Seguirà nei prossimi mesi il periodo transitorio, volto a consentire alle parti di raggiungere un accordo commerciale che soddisfi le rispettive esigenze. Il termine del periodo transitorio è fissato al 31 dicembre 2020, salvo che entro il 1° luglio 2020 l’Unione Europea e la Gran Bretagna non si accordino per una proroga. Durante questi mesi il diritto dell’Unione Europea continuerà ad applicarsi anche al Regno Unito, che non avrà più i suoi rappresentanti in seno alle istituzioni ed agli organi dell’Unione, partecipando tuttavia all’unione doganale e al mercato unico. UK dovrà rispettare la politica commerciale dell’UE, pur potendo allo stesso tempo negoziare accordi commerciali con Paesi terzi.
Come si rifletterà tutto ciò sul mercato dell’arte? Dopo New York, è Londra la piazza più importante a livello mondiale. Nonostante l’ipotesi Brexit, l’ultimo rapporto del mercato dell’arte di UBS e ArtBasel considerava il Regno Unito il secondo mercato artistico più ricco.
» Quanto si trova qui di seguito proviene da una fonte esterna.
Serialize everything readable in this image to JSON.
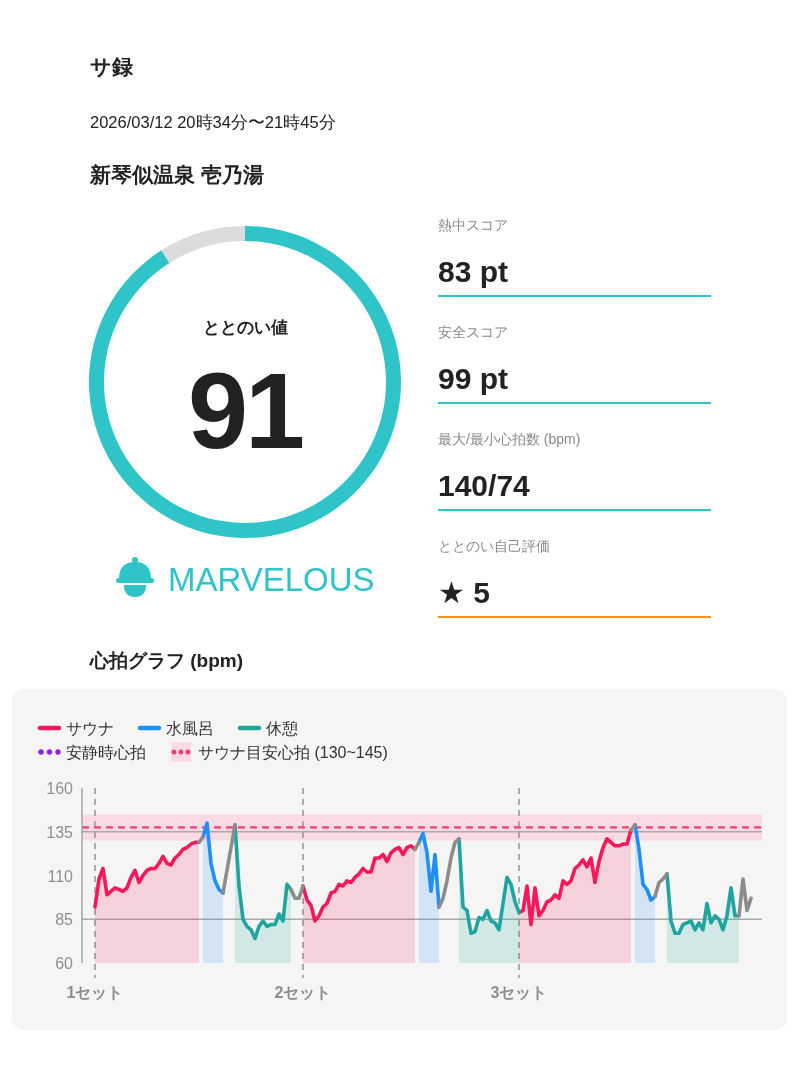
{
  "chart_data": [
    {
      "type": "other",
      "title": "サ録",
      "subtitle": "2026/03/12 20時34分〜21時45分",
      "annotations": [
        "新琴似温泉 壱乃湯"
      ]
    },
    {
      "type": "donut",
      "title": "ととのい値",
      "categories": [
        null,
        null
      ],
      "values": [
        91,
        9
      ],
      "colors": [
        "#2ec4c8",
        "#dcdcdc"
      ],
      "value_labels": [
        "91",
        null
      ],
      "annotations": [
        "MARVELOUS"
      ]
    },
    {
      "type": "other",
      "annotations": [
        "熱中スコア",
        "83 pt",
        "安全スコア",
        "99 pt",
        "最大/最小心拍数 (bpm)",
        "140/74",
        "ととのい自己評価",
        "★ 5"
      ]
    },
    {
      "type": "line",
      "title": "心拍グラフ (bpm)",
      "categories": [
        "1セット",
        null,
        null,
        null,
        null,
        null,
        null,
        null,
        null,
        null,
        null,
        null,
        null,
        null,
        null,
        null,
        null,
        null,
        null,
        null,
        null,
        null,
        null,
        null,
        null,
        null,
        null,
        null,
        null,
        null,
        null,
        null,
        null,
        null,
        null,
        null,
        null,
        null,
        null,
        null,
        null,
        null,
        null,
        null,
        null,
        null,
        null,
        null,
        null,
        null,
        null,
        null,
        "2セット",
        null,
        null,
        null,
        null,
        null,
        null,
        null,
        null,
        null,
        null,
        null,
        null,
        null,
        null,
        null,
        null,
        null,
        null,
        null,
        null,
        null,
        null,
        null,
        null,
        null,
        null,
        null,
        null,
        null,
        null,
        null,
        null,
        null,
        null,
        null,
        null,
        null,
        null,
        null,
        null,
        null,
        null,
        null,
        null,
        null,
        null,
        null,
        null,
        null,
        null,
        null,
        null,
        null,
        "3セット",
        null,
        null,
        null,
        null,
        null,
        null,
        null,
        null,
        null,
        null,
        null,
        null,
        null,
        null,
        null,
        null,
        null,
        null,
        null,
        null,
        null,
        null,
        null,
        null,
        null,
        null,
        null,
        null,
        null,
        null,
        null,
        null,
        null,
        null,
        null,
        null,
        null,
        null,
        null,
        null,
        null,
        null,
        null,
        null,
        null,
        null,
        null,
        null,
        null,
        null,
        null,
        null,
        null,
        null,
        null,
        null,
        null,
        null
      ],
      "series": [
        {
          "name": "サウナ",
          "type": "area",
          "color": "#f8175b",
          "values": [
            92,
            108,
            114,
            99,
            101,
            103,
            102,
            101,
            103,
            109,
            113,
            106,
            110,
            113,
            114,
            114,
            117,
            121,
            117,
            116,
            120,
            122,
            125,
            126,
            128,
            129,
            129,
            null,
            null,
            null,
            null,
            null,
            null,
            null,
            null,
            null,
            null,
            null,
            null,
            null,
            null,
            null,
            null,
            null,
            null,
            null,
            null,
            null,
            null,
            null,
            null,
            null,
            104,
            96,
            93,
            84,
            87,
            92,
            94,
            100,
            101,
            105,
            104,
            107,
            106,
            109,
            111,
            114,
            112,
            112,
            120,
            120,
            122,
            118,
            123,
            125,
            126,
            122,
            126,
            127,
            125,
            null,
            null,
            null,
            null,
            null,
            null,
            null,
            null,
            null,
            null,
            null,
            null,
            null,
            null,
            null,
            null,
            null,
            null,
            null,
            null,
            null,
            null,
            null,
            null,
            null,
            89,
            90,
            104,
            82,
            103,
            87,
            90,
            95,
            96,
            99,
            97,
            107,
            105,
            107,
            114,
            116,
            119,
            115,
            120,
            106,
            118,
            126,
            131,
            129,
            127,
            127,
            128,
            128,
            136,
            null,
            null,
            null,
            null,
            null,
            null,
            null,
            null,
            null,
            null,
            null,
            null,
            null,
            null,
            null,
            null,
            null,
            null,
            null,
            null,
            null,
            null,
            null,
            null,
            null,
            null,
            null,
            null,
            null,
            null
          ]
        },
        {
          "name": "水風呂",
          "type": "area",
          "color": "#1e8fff",
          "values": [
            null,
            null,
            null,
            null,
            null,
            null,
            null,
            null,
            null,
            null,
            null,
            null,
            null,
            null,
            null,
            null,
            null,
            null,
            null,
            null,
            null,
            null,
            null,
            null,
            null,
            null,
            null,
            132,
            140,
            117,
            107,
            102,
            100,
            null,
            null,
            null,
            null,
            null,
            null,
            null,
            null,
            null,
            null,
            null,
            null,
            null,
            null,
            null,
            null,
            null,
            null,
            null,
            null,
            null,
            null,
            null,
            null,
            null,
            null,
            null,
            null,
            null,
            null,
            null,
            null,
            null,
            null,
            null,
            null,
            null,
            null,
            null,
            null,
            null,
            null,
            null,
            null,
            null,
            null,
            null,
            null,
            129,
            134,
            123,
            101,
            122,
            92,
            null,
            null,
            null,
            null,
            null,
            null,
            null,
            null,
            null,
            null,
            null,
            null,
            null,
            null,
            null,
            null,
            null,
            null,
            null,
            null,
            null,
            null,
            null,
            null,
            null,
            null,
            null,
            null,
            null,
            null,
            null,
            null,
            null,
            null,
            null,
            null,
            null,
            null,
            null,
            null,
            null,
            null,
            null,
            null,
            null,
            null,
            null,
            null,
            139,
            125,
            105,
            102,
            96,
            98,
            null,
            null,
            null,
            null,
            null,
            null,
            null,
            null,
            null,
            null,
            null,
            null,
            null,
            null,
            null,
            null,
            null,
            null,
            null,
            null,
            null,
            null,
            null,
            null
          ]
        },
        {
          "name": "休憩",
          "type": "area",
          "color": "#1fa5a0",
          "values": [
            null,
            null,
            null,
            null,
            null,
            null,
            null,
            null,
            null,
            null,
            null,
            null,
            null,
            null,
            null,
            null,
            null,
            null,
            null,
            null,
            null,
            null,
            null,
            null,
            null,
            null,
            null,
            null,
            null,
            null,
            null,
            null,
            null,
            null,
            null,
            139,
            104,
            85,
            81,
            79,
            74,
            81,
            84,
            81,
            82,
            82,
            88,
            84,
            105,
            102,
            null,
            null,
            null,
            null,
            null,
            null,
            null,
            null,
            null,
            null,
            null,
            null,
            null,
            null,
            null,
            null,
            null,
            null,
            null,
            null,
            null,
            null,
            null,
            null,
            null,
            null,
            null,
            null,
            null,
            null,
            null,
            null,
            null,
            null,
            null,
            null,
            null,
            null,
            null,
            null,
            null,
            131,
            92,
            90,
            77,
            78,
            86,
            85,
            90,
            84,
            83,
            79,
            94,
            109,
            105,
            95,
            89,
            null,
            null,
            null,
            null,
            null,
            null,
            null,
            null,
            null,
            null,
            null,
            null,
            null,
            null,
            null,
            null,
            null,
            null,
            null,
            null,
            null,
            null,
            null,
            null,
            null,
            null,
            null,
            null,
            null,
            null,
            null,
            null,
            null,
            null,
            null,
            null,
            111,
            84,
            77,
            77,
            82,
            83,
            84,
            79,
            83,
            79,
            94,
            83,
            87,
            85,
            79,
            87,
            103,
            87,
            87,
            null,
            null,
            null
          ]
        },
        {
          "type": "line",
          "color": "#8c8c8c",
          "values": [
            null,
            null,
            null,
            null,
            null,
            null,
            null,
            null,
            null,
            null,
            null,
            null,
            null,
            null,
            null,
            null,
            null,
            null,
            null,
            null,
            null,
            null,
            null,
            null,
            null,
            null,
            129,
            132,
            null,
            null,
            null,
            null,
            100,
            113,
            126,
            139,
            null,
            null,
            null,
            null,
            null,
            null,
            null,
            null,
            null,
            null,
            null,
            null,
            null,
            102,
            97,
            97,
            104,
            null,
            null,
            null,
            null,
            null,
            null,
            null,
            null,
            null,
            null,
            null,
            null,
            null,
            null,
            null,
            null,
            null,
            null,
            null,
            null,
            null,
            null,
            null,
            null,
            null,
            null,
            null,
            125,
            129,
            null,
            null,
            null,
            null,
            92,
            97,
            107,
            120,
            129,
            131,
            null,
            null,
            null,
            null,
            null,
            null,
            null,
            null,
            null,
            null,
            null,
            null,
            null,
            null,
            null,
            null,
            null,
            null,
            null,
            null,
            null,
            null,
            null,
            null,
            null,
            null,
            null,
            null,
            null,
            null,
            null,
            null,
            null,
            null,
            null,
            null,
            null,
            null,
            null,
            null,
            null,
            null,
            136,
            139,
            null,
            null,
            null,
            null,
            98,
            106,
            108,
            111,
            null,
            null,
            null,
            null,
            null,
            null,
            null,
            null,
            null,
            null,
            null,
            null,
            null,
            null,
            null,
            null,
            null,
            87,
            108,
            90,
            97
          ]
        },
        {
          "name": "安静時心拍",
          "type": "line",
          "color": "#8a21f5",
          "line_style": "dotted",
          "values": [
            null,
            null,
            null,
            null,
            null,
            null,
            null,
            null,
            null,
            null,
            null,
            null,
            null,
            null,
            null,
            null,
            null,
            null,
            null,
            null,
            null,
            null,
            null,
            null,
            null,
            null,
            null,
            null,
            null,
            null,
            null,
            null,
            null,
            null,
            null,
            null,
            null,
            null,
            null,
            null,
            null,
            null,
            null,
            null,
            null,
            null,
            null,
            null,
            null,
            null,
            null,
            null,
            null,
            null,
            null,
            null,
            null,
            null,
            null,
            null,
            null,
            null,
            null,
            null,
            null,
            null,
            null,
            null,
            null,
            null,
            null,
            null,
            null,
            null,
            null,
            null,
            null,
            null,
            null,
            null,
            null,
            null,
            null,
            null,
            null,
            null,
            null,
            null,
            null,
            null,
            null,
            null,
            null,
            null,
            null,
            null,
            null,
            null,
            null,
            null,
            null,
            null,
            null,
            null,
            null,
            null,
            null,
            null,
            null,
            null,
            null,
            null,
            null,
            null,
            null,
            null,
            null,
            null,
            null,
            null,
            null,
            null,
            null,
            null,
            null,
            null,
            null,
            null,
            null,
            null,
            null,
            null,
            null,
            null,
            null,
            null,
            null,
            null,
            null,
            null,
            null,
            null,
            null,
            null,
            null,
            null,
            null,
            null,
            null,
            null,
            null,
            null,
            null,
            null,
            null,
            null,
            null,
            null,
            null,
            null,
            null,
            null,
            null,
            null,
            null
          ]
        }
      ],
      "ylim": [
        60,
        160
      ],
      "yticks": [
        60,
        85,
        110,
        135,
        160
      ],
      "grid": "x",
      "legend": "top left",
      "bands": [
        {
          "axis": "y",
          "from": 130,
          "to": 145,
          "color": "#fadbe4",
          "label": "サウナ目安心拍 (130~145)"
        }
      ],
      "ref_lines": [
        {
          "axis": "y",
          "value": 137.5,
          "color": "#f53d7a",
          "line_style": "dashed"
        },
        {
          "axis": "y",
          "value": 85,
          "color": "#aaaaaa"
        },
        {
          "axis": "y",
          "value": 135,
          "color": "#aaaaaa"
        }
      ]
    }
  ]
}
Ora che è realtà, si teme che Brexit non possa lasciare indifferente neppure un mercato così forte e radicato come quello britannico.
Londra potrebbe non essere più il punto di riferimento per l’importazione di opere d’arte nell’ambito dell’UE. Attualmente, grazie ad una tassazione sull’importazione di beni artistici da paesi extra-europei pari al 5% del valore complessivo dell’opera, la più bassa nel rispetto dalle norme dell’UE, Londra ha sempre rappresentato un canale preferenziale per l’acquisizione di opere d’arte da parte dei collezionisti europei. Ciò in quanto gli scambi di opere d’arte tra gli Stati membri dell’UE sono esenti da tassazione (Import e export). Con Brexit la situazione potrebbe cambiare e ciò non farà altro che rafforzare ancora di più la posizione di Parigi che, con una tassazione del 5.5%, già si presenta come la principale antagonista all’egemonia londinese. Di contro, tuttavia, il sistema del Regno Unito dopo la Brexit non sarà più vincolato dalle direttive UE relative al mercato dell’arte. L’aliquota del 5%, seppur la più bassa consentita, non era tuttavia paragonabile con quella applicata dal suo principale antagonista, gli Stati Uniti, di fatto pari allo 0%, o da un altro colosso del mercato dell’arte internazionale, la Cina, con un’aliquota pari al 3%. Cina che ad oggi ha ben altri problemi, con l’epidemia di coronavirus in corso e Art Basel Hong Kong, in programma dal 19 al 21 marzo 2020, a rischio.
Ciò che certamente desta maggiori preoccupazioni è la perdita dello status commerciale intracomunitario della Gran Bretagna e, dunque, la possibilità di beneficiare della libera circolazione delle merci nel mercato unico. In concreto, si evitavano le laboriose procedure di sdoganamento e l’applicazione di dazi e tasse di importazione. Sono alte le probabilità che i processi burocratici legati all’import/export saranno più lunghi e complessi, incidendo sui tempi e sui costi delle operazioni di scambio.
Nell’attesa dei risultati dei negoziati nel corso del periodo transitorio, si guarda con attenzione alle grandi aste in programma nei prossimi mesi per valutare i primi impatti di Brexit sul mercato dell’arte britannico e capire se l’egemonia che Londra ha mantenuto fino ad ora nel vecchio continente subirà davvero una crisi.